The articles were all in English. Also, the range included the earliest dates available in the databases through May 23, 2019. Take note; to be added, some of the factors involved the articles featuring studies aiming to understand the placebo and nocebo mechanisms as well as displaying statistically significant effects.

What Were the Results?

The initial search presented 1133 placebo along with 147 nocebo articles. With the duplicates removed, 505 placebo and 74 nocebo articles remained. After further exclusion, the final review included 28 placebo and 2 nocebo articles.

A total of 16 studies showed the involvement of the endogenous opioid system in a healthy subject’s placebo effects. Also, 8 studies shared how naloxone can be used to fully or partially block the placebo effects. However, 2 studies revealed that such effects, in a healthy subject, can’t be blocked with naloxone.
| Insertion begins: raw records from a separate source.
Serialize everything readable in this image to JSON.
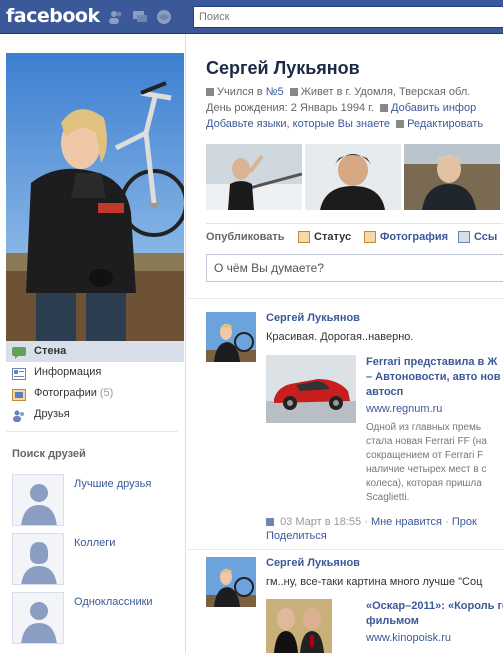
{
  "header": {
    "logo": "facebook",
    "search_placeholder": "Поиск",
    "jewels": [
      "friends-icon",
      "messages-icon",
      "notifications-icon"
    ]
  },
  "profile": {
    "name": "Сергей Лукьянов",
    "studied_prefix": "Учился в ",
    "studied_link": "№5",
    "lives_text": "Живет в г. Удомля, Тверская обл.",
    "birthday": "День рождения: 2 Январь 1994 г.",
    "add_info": "Добавить инфор",
    "add_languages": "Добавьте языки, которые Вы знаете",
    "edit": "Редактировать"
  },
  "nav": {
    "items": [
      {
        "label": "Стена",
        "icon": "wall-icon",
        "selected": true
      },
      {
        "label": "Информация",
        "icon": "info-icon",
        "selected": false
      },
      {
        "label": "Фотографии",
        "count": "(5)",
        "icon": "photos-icon",
        "selected": false
      },
      {
        "label": "Друзья",
        "icon": "friends-icon",
        "selected": false
      }
    ]
  },
  "friend_search": {
    "title": "Поиск друзей",
    "groups": [
      {
        "label": "Лучшие друзья"
      },
      {
        "label": "Коллеги"
      },
      {
        "label": "Одноклассники"
      }
    ]
  },
  "publisher": {
    "label": "Опубликовать",
    "tabs": [
      "Статус",
      "Фотография",
      "Ссы"
    ],
    "placeholder": "О чём Вы думаете?"
  },
  "stories": [
    {
      "author": "Сергей Лукьянов",
      "message": "Красивая. Дорогая..наверно.",
      "attachment_title": [
        "Ferrari представила в Ж",
        "– Автоновости, авто нов",
        "автосп"
      ],
      "attachment_url": "www.regnum.ru",
      "attachment_desc": [
        "Одной из главных премь",
        "стала новая Ferrari FF (на",
        "сокращением от Ferrari F",
        "наличие четырех мест в с",
        "колеса), которая пришла",
        "Scaglietti."
      ],
      "time": "03 Март в 18:55",
      "like": "Мне нравится",
      "more": "Прок",
      "share": "Поделиться"
    },
    {
      "author": "Сергей Лукьянов",
      "message": "гм..ну, все-таки картина много лучше \"Соц",
      "attachment_title": [
        "«Оскар–2011»: «Король гово",
        "фильмом"
      ],
      "attachment_url": "www.kinopoisk.ru"
    }
  ],
  "colors": {
    "brand": "#3b5998",
    "nav_selected": "#d8dfea",
    "link": "#3b5998"
  }
}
Furthermore, 2 studies talked about the contribution of the endocannabinoid system with regards to healthy subjects and placebo effects. A total of 2 studies had mixed results when it came to the involvement of the dopaminergic system. The same held true for the oxytocinergic system. The vasopressinergic system was said to be involved by one study. Take note; no study shared the involvement of the CCKergic system.

As for the placebo effects in those with chronic pain, two studies shared how the endogenous opioid system wasn’t involved. No studies about the endocannabinoid system and patients with chronic pain were found. The same happened for the oxytocinergic, vasopressinergic, and CCKergic systems. Two studies about the dopaminergic system showed mixed results.

Furthermore, 2 studies observed how the CCKergic system might be involved in a healthy subject’s nocebo effects. However, no studies were found talking about the involvement of the other systems.

Coming to subjects with chronic pain and nocebo effects, no studies were found.

What Does It Mean?

More research is needed to collect data about the types of neurotransmitter systems involved in placebo and nocebo effects in healthy subjects and those with chronic pain. A majority of the studies have focused on healthy patients.

And according to certain findings (as an example), the endogenous opioid system might not be involved in the placebo effects in chronic pain as it is involved in the pain experienced by healthy participants.

Furthermore, the psychological mechanisms linked to placebo effects are suggested to differ in subjects with chronic pain and in those who are healthy. This might play a role in why verbal suggestions display minor results when dealing with chronic pain when compared to the pain that’s experimental or acute postoperative. Understanding such differences in varying populations and conditions could aid in creating better ways to treat and manage pain.